3. select * from student; the updated data can be seen only after three steps are submitted in window A to avoid dirty reading.
Repeatable Verification
One mysql instance opens two windows, and both parties start a transaction.
Phantom read:
Definition: the same transaction T1, in two different time periods, for example, 1 2, the number of records obtained by executing the query statement on the same day is different. It is called phantom read.

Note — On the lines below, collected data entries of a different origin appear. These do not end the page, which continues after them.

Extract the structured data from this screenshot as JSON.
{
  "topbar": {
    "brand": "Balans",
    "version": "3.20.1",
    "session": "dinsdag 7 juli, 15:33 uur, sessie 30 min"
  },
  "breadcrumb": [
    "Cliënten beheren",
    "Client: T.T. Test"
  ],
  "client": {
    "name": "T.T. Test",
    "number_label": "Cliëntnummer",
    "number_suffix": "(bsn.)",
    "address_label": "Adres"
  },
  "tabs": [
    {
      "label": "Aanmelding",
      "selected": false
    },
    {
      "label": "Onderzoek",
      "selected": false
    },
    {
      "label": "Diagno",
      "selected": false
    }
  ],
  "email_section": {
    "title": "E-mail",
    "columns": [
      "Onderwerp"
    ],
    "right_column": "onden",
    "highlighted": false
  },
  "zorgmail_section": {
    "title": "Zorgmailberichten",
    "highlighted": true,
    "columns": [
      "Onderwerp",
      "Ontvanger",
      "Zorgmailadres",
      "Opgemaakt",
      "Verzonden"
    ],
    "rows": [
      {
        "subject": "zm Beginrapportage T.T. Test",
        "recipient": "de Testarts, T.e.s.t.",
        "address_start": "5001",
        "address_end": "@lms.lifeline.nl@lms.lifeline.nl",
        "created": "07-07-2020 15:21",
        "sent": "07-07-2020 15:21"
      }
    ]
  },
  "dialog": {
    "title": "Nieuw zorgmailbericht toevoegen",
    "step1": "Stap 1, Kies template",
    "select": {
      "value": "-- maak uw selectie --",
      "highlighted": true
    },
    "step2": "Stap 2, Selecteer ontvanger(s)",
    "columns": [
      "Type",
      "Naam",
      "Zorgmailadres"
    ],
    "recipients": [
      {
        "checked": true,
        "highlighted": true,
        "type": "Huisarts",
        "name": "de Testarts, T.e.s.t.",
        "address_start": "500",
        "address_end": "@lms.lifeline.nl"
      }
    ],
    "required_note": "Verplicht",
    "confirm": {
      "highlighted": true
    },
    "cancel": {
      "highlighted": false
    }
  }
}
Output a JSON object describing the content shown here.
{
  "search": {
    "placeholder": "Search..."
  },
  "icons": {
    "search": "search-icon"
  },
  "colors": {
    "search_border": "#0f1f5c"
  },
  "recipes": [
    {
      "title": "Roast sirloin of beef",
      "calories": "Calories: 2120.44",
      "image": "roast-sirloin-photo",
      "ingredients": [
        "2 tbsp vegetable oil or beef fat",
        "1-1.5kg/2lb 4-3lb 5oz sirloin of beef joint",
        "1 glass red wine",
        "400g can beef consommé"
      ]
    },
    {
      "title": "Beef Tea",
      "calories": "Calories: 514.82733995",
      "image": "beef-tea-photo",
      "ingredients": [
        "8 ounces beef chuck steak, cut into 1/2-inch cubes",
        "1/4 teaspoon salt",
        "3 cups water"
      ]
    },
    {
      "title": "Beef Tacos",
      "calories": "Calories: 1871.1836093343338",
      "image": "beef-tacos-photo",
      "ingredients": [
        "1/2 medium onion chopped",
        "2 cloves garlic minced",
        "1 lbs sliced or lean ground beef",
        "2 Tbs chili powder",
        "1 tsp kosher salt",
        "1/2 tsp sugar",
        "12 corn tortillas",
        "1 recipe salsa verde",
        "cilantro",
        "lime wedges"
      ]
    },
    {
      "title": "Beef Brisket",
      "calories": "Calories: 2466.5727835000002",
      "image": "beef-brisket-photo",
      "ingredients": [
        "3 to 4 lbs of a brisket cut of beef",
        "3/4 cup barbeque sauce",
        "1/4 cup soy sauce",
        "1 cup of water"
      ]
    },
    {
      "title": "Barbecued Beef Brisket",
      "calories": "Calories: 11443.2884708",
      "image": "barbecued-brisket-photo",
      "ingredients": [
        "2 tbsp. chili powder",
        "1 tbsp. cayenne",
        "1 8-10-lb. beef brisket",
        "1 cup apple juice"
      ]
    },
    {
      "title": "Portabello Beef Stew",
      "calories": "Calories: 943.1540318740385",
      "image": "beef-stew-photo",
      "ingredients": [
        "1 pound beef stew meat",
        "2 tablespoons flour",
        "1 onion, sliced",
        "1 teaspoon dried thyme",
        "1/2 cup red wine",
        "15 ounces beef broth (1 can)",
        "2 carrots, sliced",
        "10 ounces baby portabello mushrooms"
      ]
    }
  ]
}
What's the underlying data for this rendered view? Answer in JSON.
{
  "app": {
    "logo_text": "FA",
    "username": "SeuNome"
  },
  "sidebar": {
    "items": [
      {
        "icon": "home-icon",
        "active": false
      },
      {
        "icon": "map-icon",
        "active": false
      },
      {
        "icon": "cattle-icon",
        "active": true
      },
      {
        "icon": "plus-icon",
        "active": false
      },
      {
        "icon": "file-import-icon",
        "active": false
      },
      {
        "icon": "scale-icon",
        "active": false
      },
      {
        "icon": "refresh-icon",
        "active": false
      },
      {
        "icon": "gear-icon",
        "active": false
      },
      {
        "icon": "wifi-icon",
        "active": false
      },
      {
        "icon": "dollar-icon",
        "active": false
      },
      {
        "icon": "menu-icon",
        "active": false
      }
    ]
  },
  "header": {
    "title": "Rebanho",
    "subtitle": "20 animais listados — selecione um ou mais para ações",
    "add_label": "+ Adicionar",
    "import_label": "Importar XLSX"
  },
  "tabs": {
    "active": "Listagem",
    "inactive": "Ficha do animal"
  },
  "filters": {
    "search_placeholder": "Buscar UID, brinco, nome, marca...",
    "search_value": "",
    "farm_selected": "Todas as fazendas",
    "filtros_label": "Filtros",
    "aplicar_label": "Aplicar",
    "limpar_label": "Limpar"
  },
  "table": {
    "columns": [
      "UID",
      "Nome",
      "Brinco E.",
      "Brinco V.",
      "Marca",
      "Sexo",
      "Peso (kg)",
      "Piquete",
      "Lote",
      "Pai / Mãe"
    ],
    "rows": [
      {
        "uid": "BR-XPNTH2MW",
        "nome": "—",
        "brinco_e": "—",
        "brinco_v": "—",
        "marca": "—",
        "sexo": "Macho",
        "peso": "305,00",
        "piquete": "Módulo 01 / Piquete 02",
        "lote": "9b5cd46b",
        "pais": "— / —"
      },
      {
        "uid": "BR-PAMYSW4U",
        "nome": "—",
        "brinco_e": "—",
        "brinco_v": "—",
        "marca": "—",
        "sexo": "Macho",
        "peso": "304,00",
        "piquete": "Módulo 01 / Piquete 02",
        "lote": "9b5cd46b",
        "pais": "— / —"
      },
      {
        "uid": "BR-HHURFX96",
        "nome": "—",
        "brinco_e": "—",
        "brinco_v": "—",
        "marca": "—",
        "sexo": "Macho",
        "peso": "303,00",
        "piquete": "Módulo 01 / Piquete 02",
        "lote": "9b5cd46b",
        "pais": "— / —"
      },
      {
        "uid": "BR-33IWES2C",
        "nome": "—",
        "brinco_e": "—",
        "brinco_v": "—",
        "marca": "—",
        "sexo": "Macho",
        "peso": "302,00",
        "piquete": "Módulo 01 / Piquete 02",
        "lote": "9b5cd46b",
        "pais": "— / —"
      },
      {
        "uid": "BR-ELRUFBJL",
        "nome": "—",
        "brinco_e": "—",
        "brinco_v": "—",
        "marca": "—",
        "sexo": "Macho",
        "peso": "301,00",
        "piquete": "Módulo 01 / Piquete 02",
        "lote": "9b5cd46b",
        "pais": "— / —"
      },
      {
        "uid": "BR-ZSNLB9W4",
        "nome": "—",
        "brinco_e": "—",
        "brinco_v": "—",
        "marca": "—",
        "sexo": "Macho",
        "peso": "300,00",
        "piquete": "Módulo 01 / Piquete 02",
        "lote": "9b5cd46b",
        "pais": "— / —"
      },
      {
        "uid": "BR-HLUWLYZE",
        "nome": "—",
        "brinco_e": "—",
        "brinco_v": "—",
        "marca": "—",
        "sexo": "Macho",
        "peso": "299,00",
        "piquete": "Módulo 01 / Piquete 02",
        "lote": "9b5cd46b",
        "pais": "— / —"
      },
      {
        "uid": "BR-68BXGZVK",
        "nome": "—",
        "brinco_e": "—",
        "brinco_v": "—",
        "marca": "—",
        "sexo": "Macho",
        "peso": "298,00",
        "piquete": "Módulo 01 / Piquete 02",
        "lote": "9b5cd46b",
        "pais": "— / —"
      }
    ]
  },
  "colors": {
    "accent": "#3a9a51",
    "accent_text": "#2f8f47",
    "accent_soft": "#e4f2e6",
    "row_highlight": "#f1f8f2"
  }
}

Common Operations of window 1 and window 2:
1. select @ tx_isolation;
2. set tx_isolation = 'repeatable-read ';
Window 1 Operations
1. start transaction; start a cross transaction
2. update student set age = '60' where num = '10 ';
3. commit;
Window 2 Operations
1. start transaction; start a cross transaction
2. select * from student; no data updated in window 1 is displayed.
3. select * from student; 1 commit; no updated data in window 1 is displayed.
4. commit; 2. The data updated in window 1 is displayed after the window is submitted.
Verify serializable
One mysql instance opens two windows, and both parties start a transaction.
Common Operations of window 1 and window 2:
1. select @ tx_isolation;
2. set tx_isolation = 'serializable ';
Window 1 Operations
1. start transaction; start a cross transaction
2. update student set age = '60' where num = '10'; cannot be executed. It can only be executed after window 2 2 is submitted!
Window 2 Operations
1. start transaction; start a cross transaction
2. commit; Submitted here. update in window 1 can be executed successfully. This is serializable!
Cause:
When two transactions simultaneously modify the same data, one party must first commit. Otherwise, the read/write operations are blocked.